2. The ways in which people are the same

The question of similarity between people, and between groups, is often a question of scope. To a Martian, someone in a Yankees cap and another in a Red Sox cap are just people with an affinity for hats—basically the same. To a Cubs fan, they’re both distinct (“Oh, I bet they can’t stand one another”), and the same (“American League, East-Coast baseball teams”). In those cap-wearers’ own minds, they may very well be mortal enemies.

The things that make us similar on social networks are worth evaluating critically:

  • The content we share.
  • The way we self-describe (our Twitter bios, for example).
  • The things we like/favourite/pin.
  • The people we follow.

The Yankees fan and the Red Sox fan above might both follow @mlb. They might even both follow @espn. A huge part of what we do at Affinio is find out when a following-pattern is really a pattern, and distinguish that from when something’s more of a global trend. If something’s too homogeneous, we tend to flag it as noise, and downgrade its importance (there would not be very much insight to be garnered if I told you an abundance of American Twitter users follow @BarackObama or @KatyPerry.) Helping you see the signal through the noise is a big part of our job.

“Well-designed networks reduce friction and help good stuff be found. Connections allow the whole to become greater than the sum of the parts and allow new paths to discover and build meaning.” – Ev Williams

One of the reasons we consider following patterns to be paramount to social analysis is that interacting (i.e. following) with other people is a fundamental property of social behaviour. Identify your friends and interests, and establish a relationship with them: this is the minimum act that must take place on networks like Facebook, Twitter, and Instagram.
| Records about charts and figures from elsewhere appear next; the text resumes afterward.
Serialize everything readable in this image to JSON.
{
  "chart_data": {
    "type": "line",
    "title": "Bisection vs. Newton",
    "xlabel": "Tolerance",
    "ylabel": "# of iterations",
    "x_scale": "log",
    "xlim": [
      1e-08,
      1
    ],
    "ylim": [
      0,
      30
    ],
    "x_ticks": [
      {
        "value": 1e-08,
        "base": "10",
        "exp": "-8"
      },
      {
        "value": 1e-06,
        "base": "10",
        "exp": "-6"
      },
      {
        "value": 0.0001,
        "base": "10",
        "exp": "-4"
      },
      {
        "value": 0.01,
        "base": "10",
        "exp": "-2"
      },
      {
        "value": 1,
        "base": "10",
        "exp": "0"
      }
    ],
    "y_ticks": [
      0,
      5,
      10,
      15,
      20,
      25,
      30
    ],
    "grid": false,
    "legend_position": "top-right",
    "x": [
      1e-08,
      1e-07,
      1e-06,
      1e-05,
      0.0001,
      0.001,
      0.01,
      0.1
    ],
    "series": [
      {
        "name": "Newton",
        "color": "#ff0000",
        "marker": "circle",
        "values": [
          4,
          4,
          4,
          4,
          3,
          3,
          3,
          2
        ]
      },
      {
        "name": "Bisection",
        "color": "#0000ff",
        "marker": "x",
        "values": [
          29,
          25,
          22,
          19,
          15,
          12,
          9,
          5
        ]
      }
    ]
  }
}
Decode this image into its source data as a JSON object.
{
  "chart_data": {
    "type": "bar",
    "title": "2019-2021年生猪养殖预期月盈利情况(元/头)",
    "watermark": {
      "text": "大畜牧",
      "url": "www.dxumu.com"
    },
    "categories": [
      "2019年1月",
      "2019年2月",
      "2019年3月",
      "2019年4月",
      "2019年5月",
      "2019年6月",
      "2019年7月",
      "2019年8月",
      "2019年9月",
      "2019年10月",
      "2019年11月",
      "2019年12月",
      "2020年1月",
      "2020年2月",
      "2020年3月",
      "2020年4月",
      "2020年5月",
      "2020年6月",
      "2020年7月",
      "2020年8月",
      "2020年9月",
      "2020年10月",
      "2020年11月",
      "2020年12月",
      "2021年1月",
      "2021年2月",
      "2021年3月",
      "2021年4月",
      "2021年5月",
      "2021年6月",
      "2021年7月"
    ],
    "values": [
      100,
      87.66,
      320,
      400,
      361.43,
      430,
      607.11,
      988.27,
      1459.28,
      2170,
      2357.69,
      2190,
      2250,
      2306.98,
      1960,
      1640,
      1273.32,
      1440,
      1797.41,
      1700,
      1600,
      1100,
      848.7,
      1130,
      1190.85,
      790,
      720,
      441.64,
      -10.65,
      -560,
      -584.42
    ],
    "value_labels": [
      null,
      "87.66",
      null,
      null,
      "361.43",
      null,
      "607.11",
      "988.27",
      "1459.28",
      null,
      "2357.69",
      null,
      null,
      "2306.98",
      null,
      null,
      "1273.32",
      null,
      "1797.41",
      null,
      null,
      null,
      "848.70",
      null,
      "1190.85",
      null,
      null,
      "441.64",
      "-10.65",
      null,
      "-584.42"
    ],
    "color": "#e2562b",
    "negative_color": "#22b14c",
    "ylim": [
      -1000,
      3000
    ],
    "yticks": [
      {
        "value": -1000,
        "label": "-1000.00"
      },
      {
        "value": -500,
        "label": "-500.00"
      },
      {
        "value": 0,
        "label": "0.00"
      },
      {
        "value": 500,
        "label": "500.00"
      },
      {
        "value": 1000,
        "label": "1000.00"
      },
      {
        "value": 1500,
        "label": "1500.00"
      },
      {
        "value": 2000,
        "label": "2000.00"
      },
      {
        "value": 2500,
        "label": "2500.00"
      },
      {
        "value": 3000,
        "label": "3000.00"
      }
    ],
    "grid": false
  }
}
This is not done out loud, where social biases might keep individuals from being honest about what they talk about in person (While I do follow some political candidates, good luck finding a tweet where I talk about my political leanings.); rather it is done silently and by default while building your personal network.

These silent patterns play a role in analysis at many levels, but to demonstrate their importance, consider the following: 61% of online Millennials get their political news on Facebook, compared to 37% from TV. This is big: it means that young people get a say in what influences them, since they follow/friend people of their own choice.

In short, when building their network, people also build an interest graph. That interest graph can be analyzed and monitored for quantifiable trends, the depth of which provides a much more holistic picture of any social behaviour than polling or demographic insights alone are able to do.